Quite a few students read from the presentation slides and their notes. This always seems like the best thing to do when you are nervous about presenting. The slides should be there to back up what you are saying and give the audience something interesting to look at/ read. It is very difficult to remain engaged when someone is reading at you. If you do need to remind yourself of the information prompt cards and notes are fine but try to use them as prompts and avoid reading straight off the page. It is the little things that count, say good morning, introduce yourself and look at the audience and talk to us. We really do appreciate it and this will be reflected in the marks!
General feedback regarding the content was that they over complicated it a little. A great thing to do when presenting is to simplify the information and assume the audience doesn’t know what you are talking about (because we didn’t). This shows that you have fully understood your topic and have learnt the information rather than simply repeating what you have read.
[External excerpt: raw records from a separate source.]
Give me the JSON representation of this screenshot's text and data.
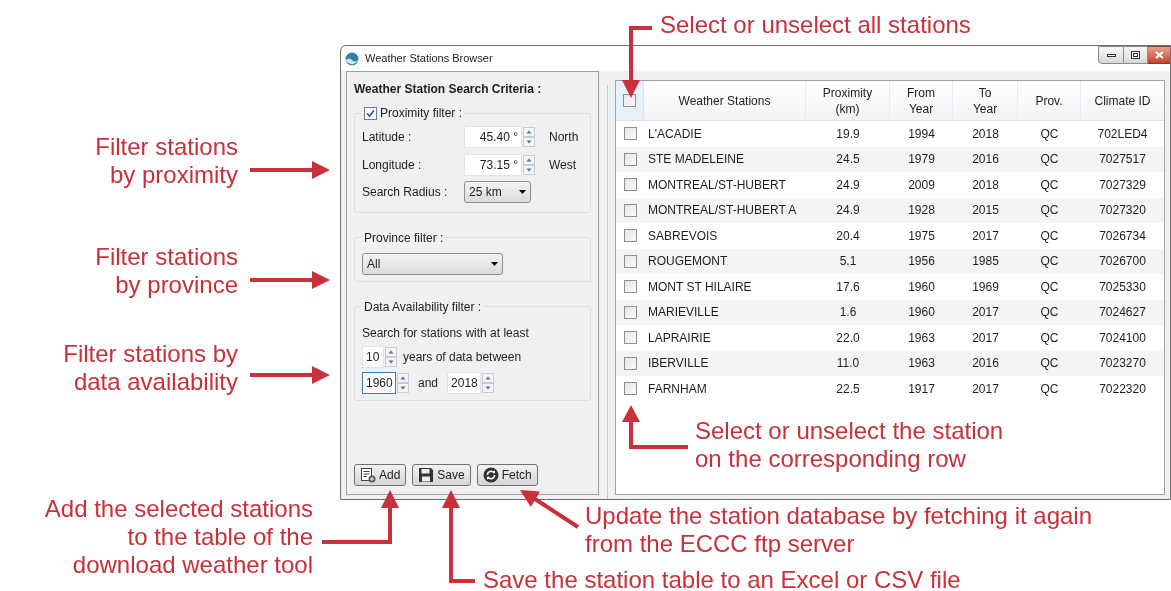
{
  "window": {
    "title": "Weather Stations Browser"
  },
  "search_panel": {
    "heading": "Weather Station Search Criteria :",
    "proximity_filter": {
      "label": "Proximity filter :",
      "checked": true,
      "fields": [
        {
          "label": "Latitude :",
          "value": "45.40 °",
          "unit": "North"
        },
        {
          "label": "Longitude :",
          "value": "73.15 °",
          "unit": "West"
        }
      ],
      "radius": {
        "label": "Search Radius :",
        "value": "25 km"
      }
    },
    "province_filter": {
      "label": "Province filter :",
      "value": "All"
    },
    "data_filter": {
      "label": "Data Availability filter :",
      "intro": "Search for stations with at least",
      "years": "10",
      "years_label": "years of data between",
      "from": {
        "value": "1960",
        "focused": true
      },
      "and": "and",
      "to": {
        "value": "2018",
        "focused": false
      }
    },
    "buttons": [
      {
        "kind": "add",
        "label": "Add"
      },
      {
        "kind": "save",
        "label": "Save"
      },
      {
        "kind": "fetch",
        "label": "Fetch"
      }
    ]
  },
  "table": {
    "select_all_checked": false,
    "columns": [
      "Weather Stations",
      "Proximity (km)",
      "From Year",
      "To Year",
      "Prov.",
      "Climate ID"
    ],
    "rows": [
      {
        "checked": false,
        "cells": [
          "L'ACADIE",
          "19.9",
          "1994",
          "2018",
          "QC",
          "702LED4"
        ]
      },
      {
        "checked": false,
        "cells": [
          "STE MADELEINE",
          "24.5",
          "1979",
          "2016",
          "QC",
          "7027517"
        ]
      },
      {
        "checked": false,
        "cells": [
          "MONTREAL/ST-HUBERT",
          "24.9",
          "2009",
          "2018",
          "QC",
          "7027329"
        ]
      },
      {
        "checked": false,
        "cells": [
          "MONTREAL/ST-HUBERT A",
          "24.9",
          "1928",
          "2015",
          "QC",
          "7027320"
        ]
      },
      {
        "checked": false,
        "cells": [
          "SABREVOIS",
          "20.4",
          "1975",
          "2017",
          "QC",
          "7026734"
        ]
      },
      {
        "checked": false,
        "cells": [
          "ROUGEMONT",
          "5.1",
          "1956",
          "1985",
          "QC",
          "7026700"
        ]
      },
      {
        "checked": false,
        "cells": [
          "MONT ST HILAIRE",
          "17.6",
          "1960",
          "1969",
          "QC",
          "7025330"
        ]
      },
      {
        "checked": false,
        "cells": [
          "MARIEVILLE",
          "1.6",
          "1960",
          "2017",
          "QC",
          "7024627"
        ]
      },
      {
        "checked": false,
        "cells": [
          "LAPRAIRIE",
          "22.0",
          "1963",
          "2017",
          "QC",
          "7024100"
        ]
      },
      {
        "checked": false,
        "cells": [
          "IBERVILLE",
          "11.0",
          "1963",
          "2016",
          "QC",
          "7023270"
        ]
      },
      {
        "checked": false,
        "cells": [
          "FARNHAM",
          "22.5",
          "1917",
          "2017",
          "QC",
          "7022320"
        ]
      }
    ]
  },
  "annotations": [
    {
      "kind": "select-all",
      "lines": [
        "Select or unselect all stations"
      ]
    },
    {
      "kind": "proximity",
      "lines": [
        "Filter stations",
        "by proximity"
      ]
    },
    {
      "kind": "province",
      "lines": [
        "Filter stations",
        "by province"
      ]
    },
    {
      "kind": "data",
      "lines": [
        "Filter stations by",
        "data availability"
      ]
    },
    {
      "kind": "select-row",
      "lines": [
        "Select or unselect the station",
        "on the corresponding row"
      ]
    },
    {
      "kind": "add",
      "lines": [
        "Add the selected stations",
        "to the table of the",
        "download weather tool"
      ]
    },
    {
      "kind": "save",
      "lines": [
        "Save the station table to an Excel or CSV file"
      ]
    },
    {
      "kind": "fetch",
      "lines": [
        "Update the station database by fetching it again",
        "from the ECCC ftp server"
      ]
    }
  ]
}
Some of the students had a go at referencing and this made Kirsty and me unbelievably happy! We had to control our excitement when we saw a citation because most of them hadn’t fully grasped what we asked them to do. We asked them to find 3 different sources, explain why they had used them and reference them. Most of them simply answered their questions with information more or less copied from a textbook, one of the textbooks being a very out of date 1980 publication. It is easy to forget that this kind of work is new to them and it is easy for them to think that because it is in the library, it must be good. And this is why they need our help!
When I was a student it was assumed that we were skilled in finding and analysing information. Having studied history at A Level I was relatively aware of the importance of source analysis as this was one of the exams on the course. However, once you are at University it seemed that we were expected to understand this and luckily for me I did understand it. It should be a core part of the degree course because it is a skill that is easily overlooked. This is demonstrated by the 3rd year students who come to the counter unable to use the library catalogue. I only used journal articles because I was told to do so and because referencing them meant better marks. No one ever really explained to us why we should have been using them.
Kirsty and I have both learnt a lot from this project and we have used our experience to revise the Project Outline and the marking criteria (ENG0304L Mini Project Presentations (2)) to focus in equal parts on information literacy, content knowledge and presentation skills. We need to see evidence of source analysis and an appreciation for different source materials. Using 3 different websites neglects all of the other information that is out there. This is a core skill that should be learnt in the foundation/ first year at university and I think librarians are the best people for the job. Compared to the module leader we were assessing the presentations from a completely different angle. He was focusing on the content and subject knowledge whereas we were looking at their ability to find and cite relevant information.
We have put together a project pack which has been given to the tutor and the department. He is retiring soon but was very impressed with the work we did with the students and appreciates the importance of the assignment in teaching them how to use the best sources in their work. He definitely wants this assessment to be on the module next year and so do we. Now we have have revised the project and made it a lot clearer what they need to, they can really learn a lot from it and I believe it will teach them lifelong skills that will put them in good standing should they enroll on the full degree course.